China Shares Experience of Disaster Reduction with Neighbors
China Daily, November 18, 2011 Adjust font size:
China is sharing its experience with natural disaster reduction and water resource management with South Asian and African countries in response to their common threats of climate change.
A 10-day training program on management of flood control and disaster mitigation, sponsored by China's Ministry of Water Resources, started on Thursday in Beijing.
Ten officials and professionals on irrigation and natural disaster prevention, coming from Bangladesh, Nepal and Pakistan, will receive training in water resource management, flood control as well as natural disaster warning and reduction.
Sharing borders of thousands of kilometers, China and South Asian countries have faced more frequent natural disasters partly because of climate change in recent years.
In 2010, severe floods ravaged more than 50 percent of the land in Pakistan and more than 20 million people were affected.
In July, floods and landslides triggered by continuous rainstorms submerged about 200 villages in southern Bangladesh.

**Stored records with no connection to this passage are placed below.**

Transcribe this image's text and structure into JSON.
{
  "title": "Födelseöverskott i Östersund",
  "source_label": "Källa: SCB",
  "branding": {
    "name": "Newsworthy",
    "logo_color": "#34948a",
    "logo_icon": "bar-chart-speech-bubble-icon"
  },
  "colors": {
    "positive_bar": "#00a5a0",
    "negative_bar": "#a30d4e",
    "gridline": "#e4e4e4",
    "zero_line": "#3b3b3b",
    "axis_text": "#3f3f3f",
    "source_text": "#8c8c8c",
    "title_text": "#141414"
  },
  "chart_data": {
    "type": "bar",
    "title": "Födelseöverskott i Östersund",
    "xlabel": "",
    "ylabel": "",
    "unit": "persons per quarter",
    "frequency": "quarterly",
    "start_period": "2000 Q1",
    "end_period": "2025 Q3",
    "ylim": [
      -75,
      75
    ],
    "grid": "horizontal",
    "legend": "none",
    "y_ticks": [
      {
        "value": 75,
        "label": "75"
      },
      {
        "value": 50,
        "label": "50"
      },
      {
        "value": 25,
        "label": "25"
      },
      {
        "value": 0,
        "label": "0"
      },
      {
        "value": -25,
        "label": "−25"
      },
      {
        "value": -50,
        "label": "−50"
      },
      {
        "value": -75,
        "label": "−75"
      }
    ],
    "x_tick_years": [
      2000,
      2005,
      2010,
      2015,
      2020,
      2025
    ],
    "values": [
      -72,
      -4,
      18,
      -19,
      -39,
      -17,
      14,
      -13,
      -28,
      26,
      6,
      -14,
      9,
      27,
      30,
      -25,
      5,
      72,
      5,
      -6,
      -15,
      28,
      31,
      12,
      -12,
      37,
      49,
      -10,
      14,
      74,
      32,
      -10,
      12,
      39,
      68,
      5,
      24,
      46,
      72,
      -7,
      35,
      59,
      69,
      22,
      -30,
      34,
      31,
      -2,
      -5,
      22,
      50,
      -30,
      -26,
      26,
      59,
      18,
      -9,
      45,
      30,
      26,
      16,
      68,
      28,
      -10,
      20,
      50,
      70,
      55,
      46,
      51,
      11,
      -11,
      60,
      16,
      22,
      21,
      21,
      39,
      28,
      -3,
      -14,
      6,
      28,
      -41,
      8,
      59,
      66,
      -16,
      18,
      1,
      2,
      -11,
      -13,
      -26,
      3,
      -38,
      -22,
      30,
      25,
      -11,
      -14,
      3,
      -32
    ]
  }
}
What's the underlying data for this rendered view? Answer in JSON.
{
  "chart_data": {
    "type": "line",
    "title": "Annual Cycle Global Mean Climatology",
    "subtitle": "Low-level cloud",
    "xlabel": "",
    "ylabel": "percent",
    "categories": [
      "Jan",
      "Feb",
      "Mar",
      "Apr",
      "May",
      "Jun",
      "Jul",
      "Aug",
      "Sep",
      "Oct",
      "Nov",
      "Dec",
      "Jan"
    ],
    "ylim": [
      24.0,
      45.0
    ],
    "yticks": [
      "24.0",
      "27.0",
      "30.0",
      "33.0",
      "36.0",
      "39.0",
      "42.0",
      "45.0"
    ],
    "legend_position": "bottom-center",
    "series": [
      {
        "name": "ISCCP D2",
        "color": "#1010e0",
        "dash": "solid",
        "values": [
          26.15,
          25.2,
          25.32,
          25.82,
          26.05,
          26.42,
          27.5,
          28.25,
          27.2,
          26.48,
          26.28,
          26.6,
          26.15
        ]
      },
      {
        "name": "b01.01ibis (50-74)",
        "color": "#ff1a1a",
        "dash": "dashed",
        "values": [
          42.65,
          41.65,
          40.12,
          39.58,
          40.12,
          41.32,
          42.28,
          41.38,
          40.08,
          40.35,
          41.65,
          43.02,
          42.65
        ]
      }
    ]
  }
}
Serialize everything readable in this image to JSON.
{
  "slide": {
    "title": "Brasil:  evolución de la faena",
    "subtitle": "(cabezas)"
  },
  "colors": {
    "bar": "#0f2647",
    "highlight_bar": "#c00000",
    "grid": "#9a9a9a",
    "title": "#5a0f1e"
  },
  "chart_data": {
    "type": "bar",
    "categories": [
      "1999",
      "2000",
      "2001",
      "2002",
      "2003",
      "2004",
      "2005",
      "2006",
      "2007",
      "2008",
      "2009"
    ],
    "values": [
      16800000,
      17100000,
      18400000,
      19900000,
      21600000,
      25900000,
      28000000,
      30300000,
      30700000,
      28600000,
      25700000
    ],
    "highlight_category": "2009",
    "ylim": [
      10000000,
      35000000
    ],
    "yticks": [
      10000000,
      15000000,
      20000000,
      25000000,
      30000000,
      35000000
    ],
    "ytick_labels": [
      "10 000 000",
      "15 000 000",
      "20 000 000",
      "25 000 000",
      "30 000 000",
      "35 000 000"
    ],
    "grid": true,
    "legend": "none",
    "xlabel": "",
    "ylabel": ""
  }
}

Since July, about 14 million people in China's Sichuan, Guizhou and Yunnan provinces, as well as the Guangxi Zhuang Autonomous Region and Chongqing Municipality, have faced drinking water shortages because of drought.
"The impact of climate change now is becoming a bottleneck for future sustainable development of these countries. More experience sharing disaster reduction and advanced technologies is urgently needed," said Jia Jinsheng, vice-president of China Institute of Water Resources and Hydropower Research.
"At present, many large-scale water irrigation and hydropower projects are built by Chinese companies in Nepal. We benefited a lot from China's advanced technological support," Sashi Bahadur Bisht, an engineer from Ministry of Irrigation in Nepal, told China Daily.
Also, a work team on disaster reduction sent by China's Ministry of Water Resources went to Thailand to provide technology services in its flood-hit areas in October.
"To fight drought, China will devote itself to help other developing countries, especially African countries, to improve their irrigation projects in the future," Gao Zhanyi, director of the National Center for Efficient Irrigation Technology Research, told China Daily on Wednesday.
In October, Gao was elected president of the International Commission on Irrigation and Drainage, a non-profit NGO with members from 110 countries based in New Delhi.
He is the first Chinese president in the commission's history.
"Support to introduce advanced technologies and equipment, as well as training professionals, will be priorities," he said.
To ensure its food supply, China's irrigation areas hit 60 million hectares in 2010, a sharp increase from 49 million hectares in 1980, statistics from the Ministry of Water Resources showed.
Irrigated land in China produces more than 75 percent of the country's grain and more than 90 percent of its vegetables and economic crops, official figures showed.